Condannato il geometra comunale che intasca i soldi versati per le pratiche edilizie

Condannato perché si appropria dei soldi versati dai cittadini per la definizione di pratiche edilizie onerose. Il reato di peculato si configura a prescindere dalla legittimità o meno dell'esercizio delle funzioni del geometra.
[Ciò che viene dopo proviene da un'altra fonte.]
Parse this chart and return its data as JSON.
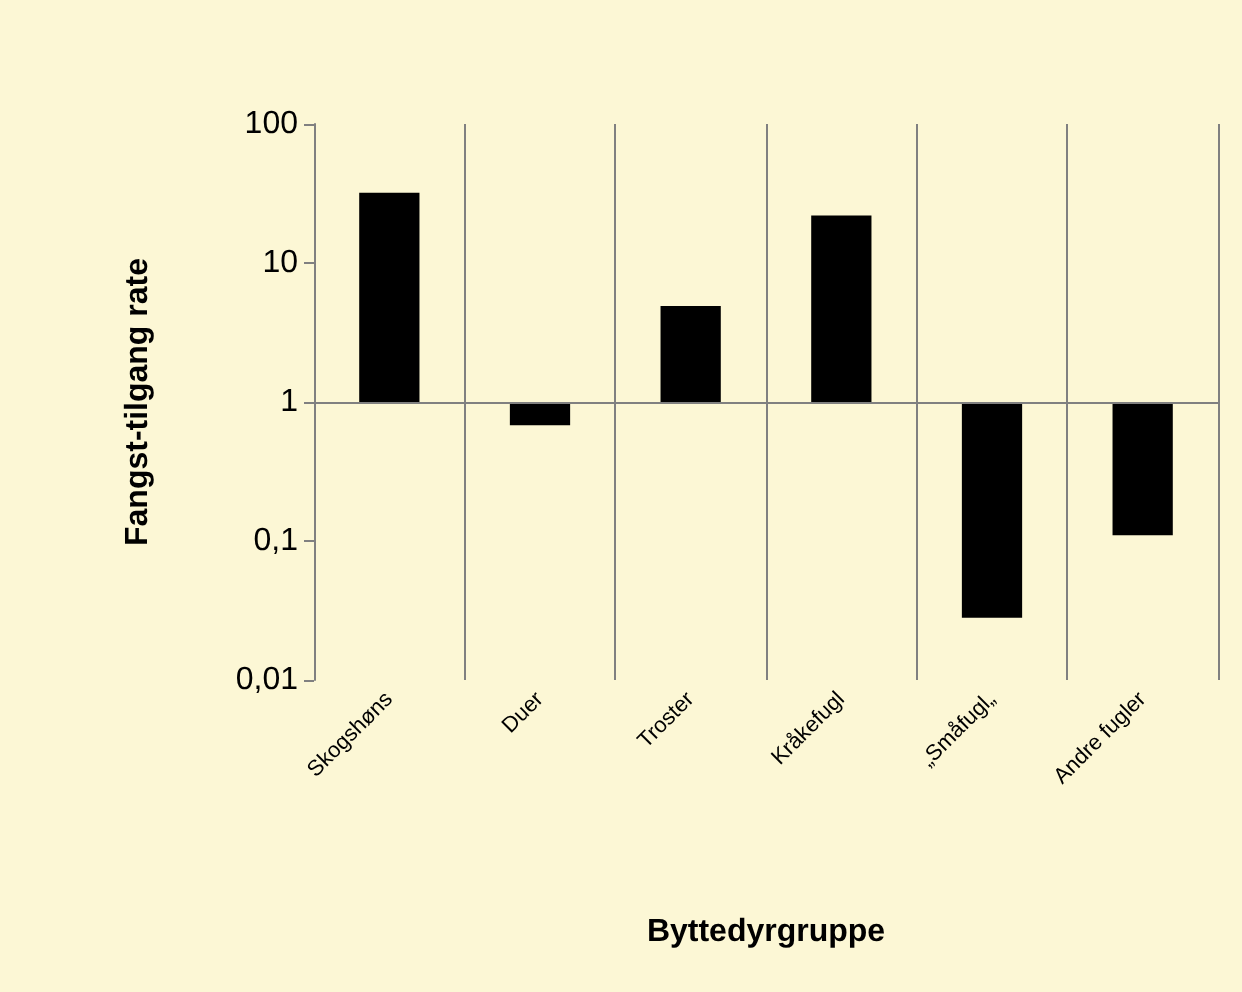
{
  "chart_data": {
    "type": "bar",
    "xlabel": "Byttedyrgruppe",
    "ylabel": "Fangst-tilgang rate",
    "categories": [
      "Skogshøns",
      "Duer",
      "Troster",
      "Kråkefugl",
      "„Småfugl„",
      "Andre fugler"
    ],
    "base": [
      1,
      1,
      1,
      1,
      1,
      1
    ],
    "values": [
      31,
      -0.32,
      3.9,
      21,
      -0.972,
      -0.89
    ],
    "color": "#000000",
    "log": "y",
    "ylim": [
      0.01,
      100
    ],
    "yticks": [
      {
        "value": 0.01,
        "label": "0,01"
      },
      {
        "value": 0.1,
        "label": "0,1"
      },
      1,
      10,
      100
    ],
    "ref_lines": [
      {
        "axis": "y",
        "value": 1,
        "color": "#808080"
      }
    ],
    "grid": "x"
  }
}
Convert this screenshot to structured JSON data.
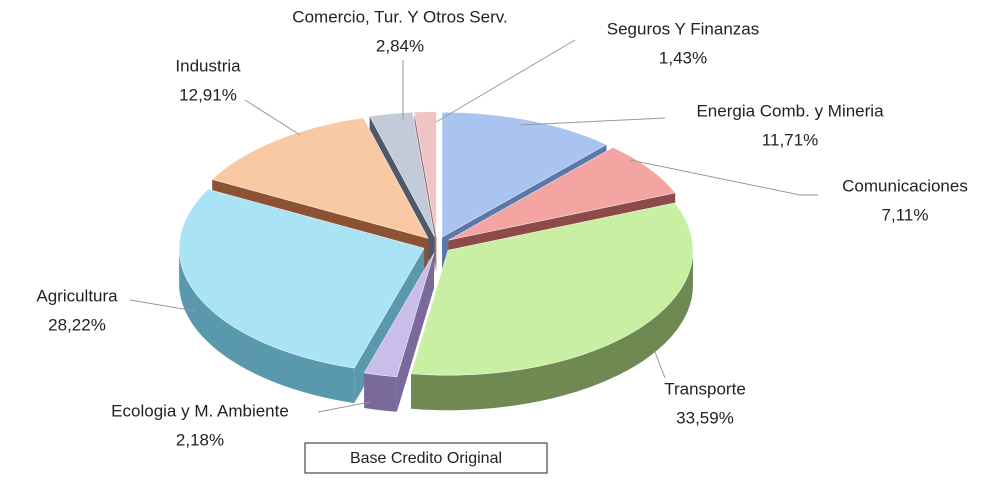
{
  "chart_data": {
    "type": "pie",
    "categories": [
      "Energia Comb. y Mineria",
      "Comunicaciones",
      "Transporte",
      "Ecologia y M. Ambiente",
      "Agricultura",
      "Industria",
      "Comercio, Tur. Y  Otros Serv.",
      "Seguros Y Finanzas"
    ],
    "values": [
      11.71,
      7.11,
      33.59,
      2.18,
      28.22,
      12.91,
      2.84,
      1.43
    ],
    "value_labels": [
      "11,71%",
      "7,11%",
      "33,59%",
      "2,18%",
      "28,22%",
      "12,91%",
      "2,84%",
      "1,43%"
    ],
    "colors": [
      "#a9c4f0",
      "#f4a5a2",
      "#c9efa3",
      "#cbbde9",
      "#a9e3f5",
      "#f8c9a2",
      "#c3cad9",
      "#f0c4c4"
    ],
    "side_colors": [
      "#5b78ab",
      "#8c4b49",
      "#6e8a52",
      "#7a6a9c",
      "#5a98ae",
      "#8b5233",
      "#4e5868",
      "#a07474"
    ],
    "annotation": "Base  Credito Original"
  }
}
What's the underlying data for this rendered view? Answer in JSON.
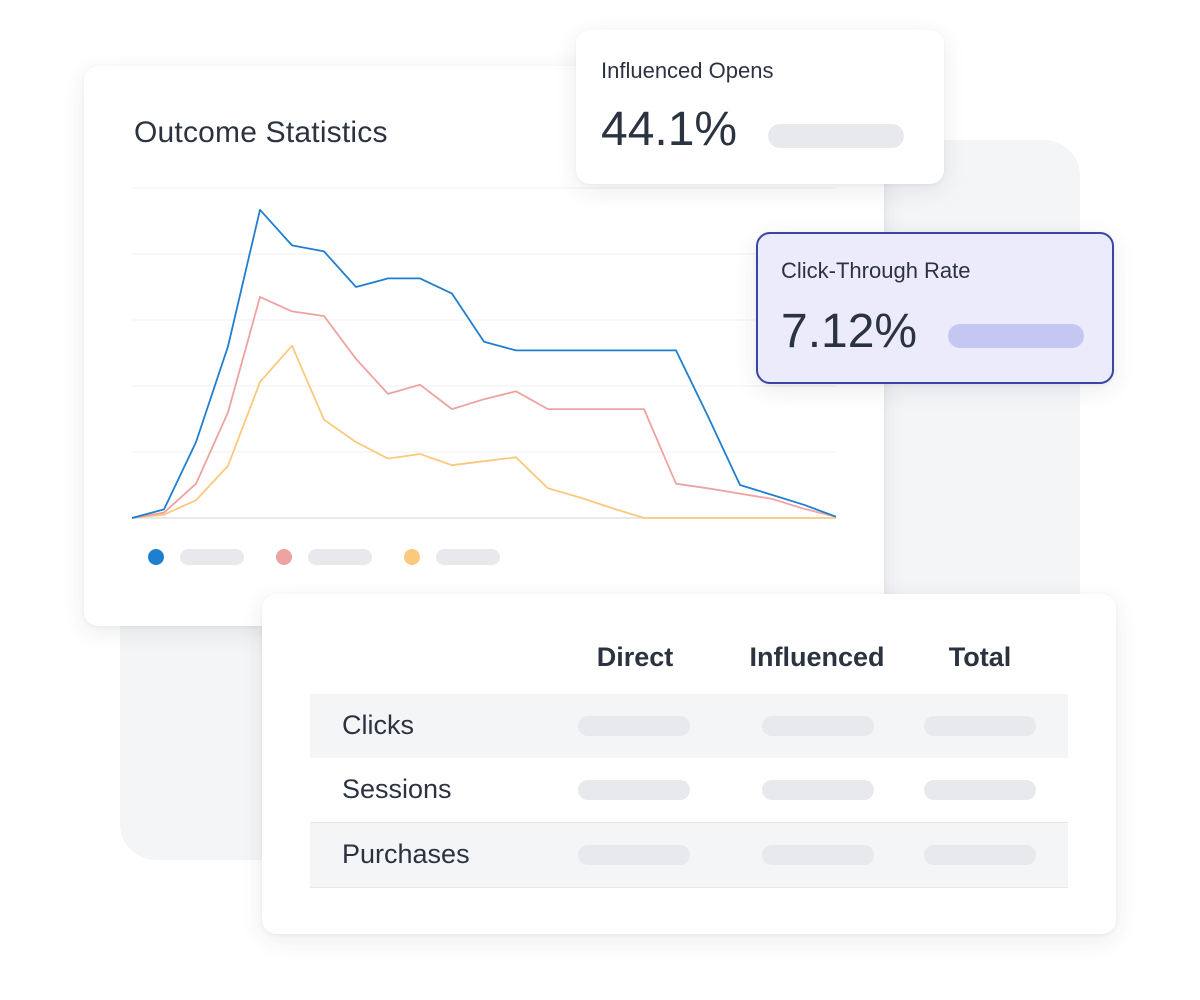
{
  "chart_card": {
    "title": "Outcome Statistics"
  },
  "chart_data": {
    "type": "line",
    "title": "Outcome Statistics",
    "xlabel": "",
    "ylabel": "",
    "x": [
      0,
      1,
      2,
      3,
      4,
      5,
      6,
      7,
      8,
      9,
      10,
      11,
      12,
      13,
      14,
      15,
      16,
      17,
      18,
      19,
      20,
      21,
      22
    ],
    "ylim": [
      0,
      5
    ],
    "grid": true,
    "series": [
      {
        "color": "#1f7fcf",
        "values": [
          0,
          0.13,
          1.15,
          2.6,
          4.67,
          4.13,
          4.04,
          3.5,
          3.63,
          3.63,
          3.4,
          2.67,
          2.54,
          2.54,
          2.54,
          2.54,
          2.54,
          2.54,
          1.54,
          0.5,
          0.35,
          0.2,
          0.02
        ]
      },
      {
        "color": "#eea3a0",
        "values": [
          0,
          0.08,
          0.52,
          1.6,
          3.35,
          3.13,
          3.06,
          2.41,
          1.88,
          2.02,
          1.65,
          1.8,
          1.92,
          1.65,
          1.65,
          1.65,
          1.65,
          0.52,
          0.45,
          0.37,
          0.29,
          0.14,
          0.02
        ]
      },
      {
        "color": "#fbc97e",
        "values": [
          0,
          0.05,
          0.27,
          0.79,
          2.06,
          2.61,
          1.49,
          1.15,
          0.9,
          0.97,
          0.8,
          0.86,
          0.92,
          0.45,
          0.31,
          0.15,
          0,
          0,
          0,
          0,
          0,
          0,
          0
        ]
      }
    ]
  },
  "legend": [
    {
      "color": "#1f7fcf"
    },
    {
      "color": "#eea3a0"
    },
    {
      "color": "#fbc97e"
    }
  ],
  "influenced_opens": {
    "label": "Influenced Opens",
    "value": "44.1%"
  },
  "click_through": {
    "label": "Click-Through Rate",
    "value": "7.12%"
  },
  "table": {
    "columns": [
      "Direct",
      "Influenced",
      "Total"
    ],
    "rows": [
      "Clicks",
      "Sessions",
      "Purchases"
    ]
  }
}
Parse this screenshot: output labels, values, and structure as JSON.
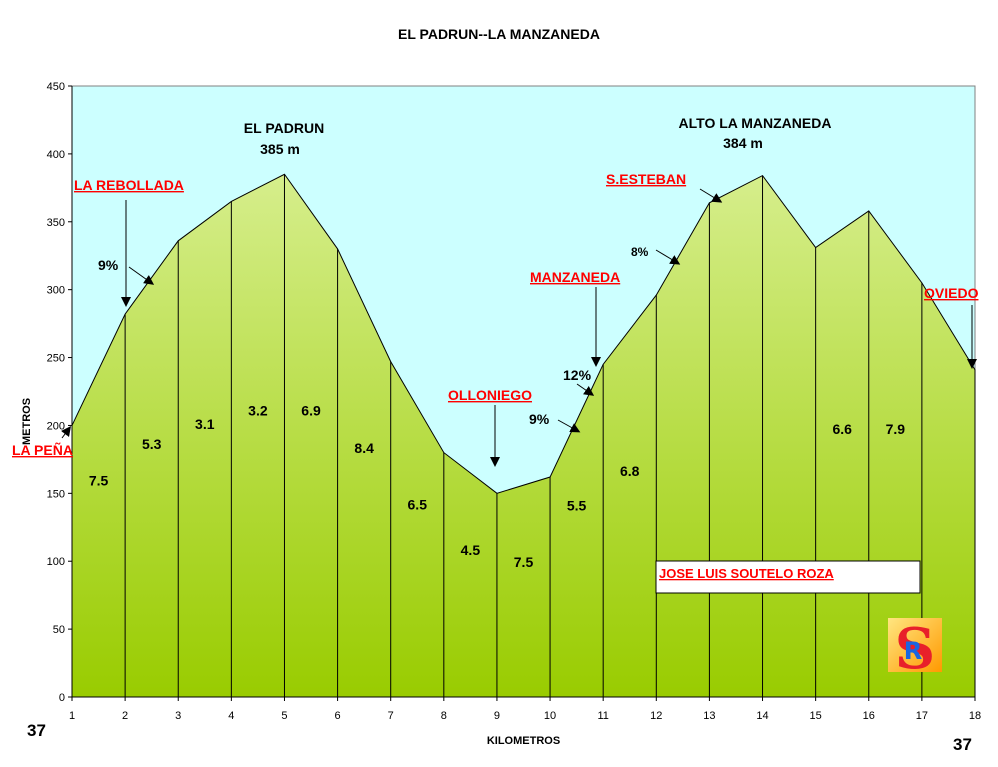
{
  "chart_data": {
    "type": "area",
    "title": "EL PADRUN--LA MANZANEDA",
    "xlabel": "KILOMETROS",
    "ylabel": "METROS",
    "x": [
      1,
      2,
      3,
      4,
      5,
      6,
      7,
      8,
      9,
      10,
      11,
      12,
      13,
      14,
      15,
      16,
      17,
      18
    ],
    "elevation": [
      200,
      282,
      336,
      365,
      385,
      330,
      247,
      180,
      150,
      162,
      245,
      296,
      364,
      384,
      331,
      358,
      305,
      241
    ],
    "ylim": [
      0,
      450
    ],
    "yticks": [
      0,
      50,
      100,
      150,
      200,
      250,
      300,
      350,
      400,
      450
    ],
    "grid": false,
    "segment_slopes": [
      {
        "segment": 1,
        "label": "7.5"
      },
      {
        "segment": 2,
        "label": "5.3"
      },
      {
        "segment": 3,
        "label": "3.1"
      },
      {
        "segment": 4,
        "label": "3.2"
      },
      {
        "segment": 5,
        "label": "6.9"
      },
      {
        "segment": 6,
        "label": "8.4"
      },
      {
        "segment": 7,
        "label": "6.5"
      },
      {
        "segment": 8,
        "label": "4.5"
      },
      {
        "segment": 9,
        "label": "7.5"
      },
      {
        "segment": 10,
        "label": "5.5"
      },
      {
        "segment": 11,
        "label": "6.8"
      },
      {
        "segment": 15,
        "label": "6.6"
      },
      {
        "segment": 16,
        "label": "7.9"
      }
    ],
    "peaks": [
      {
        "name": "EL PADRUN",
        "height": "385 m"
      },
      {
        "name": "ALTO LA MANZANEDA",
        "height": "384 m"
      }
    ],
    "places": [
      "LA PEÑA",
      "LA REBOLLADA",
      "OLLONIEGO",
      "MANZANEDA",
      "S.ESTEBAN",
      "OVIEDO"
    ],
    "grades": [
      "9%",
      "9%",
      "12%",
      "8%"
    ],
    "corner_left": "37",
    "corner_right": "37",
    "author": "JOSE LUIS SOUTELO ROZA",
    "colors": {
      "sky": "#ccffff",
      "fill_top": "#ccea80",
      "fill_bottom": "#99cc00",
      "labels": "#ff0000"
    }
  }
}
La Corte di Cassazione, con la sentenza n. 34086/2011 depositata il 14 settembre, ha confermato la condanna di peculato per il geometra comunale che intascava soldi versati dai cittadini per la definizione di pratiche edilizie onerose. Non è rilevante che l'appropriazione derivi da un corretto e legittimo esercizio delle funzioni o da un esercizio di fatto. La fattispecie. Un geometra dipendente dell'Area Urbanistica di un comune ligure, veniva condannato, in primo e secondo grado, per il delitto di peculato - essendosi appropriato di denaro versato da cittadini per la definizione di pratiche edilizie onerose - e per il delitto di truffa visto che, in altri casi, si era appropriato di somme non dovute all'amministrazione, ingannando altri utenti. Peculato o truffa? Il geometra ricorre per cassazione lamentando l'erronea qualificazione dei fatti in peculato, in quanto egli non poteva disporre del denaro pubblico. Viene così a mancare, secondo il ricorrente, il presupposto dell'appartenenza delle somme versate alla PA, quindi i fatti erano da qualificarsi come truffa. Di diverso avviso è invece la Corte Suprema. Le modalità di riscossione non sono rilevanti perché le somme già appartenevano alla PA. Infatti, gli importi che gli utenti versavano erano necessari per la definizione di pratiche edilizie - insomma spettavano alla Pa ed ad essa appartenevano - ma l'interessato, comportandosi da soggetto legittimato a riscuotere i pagamenti, si intascava il denaro. Il peculato è da escludere solo se il possesso del denaro è meramente occasionale. Nel caso di specie, chiarisce la Corte, non può considerarsi occasionale il possesso di denaro, visto che l'insorgere del presupposto di reato è stato favorito dall'affidamento riposto dal privato nella qualifica pubblica del soggetto. È dunque irrilevante se l'appropriazione sia derivata da un legittimo esercizio delle funzioni o dall'esercizio di fatto e arbitrario delle stesse. Gli ermellini, pertanto, dichiarano inammissibile il ricorso e condannano il ricorrente al pagamento delle spese processuali e di euro 1.000 in favore della Cassa delle ammende.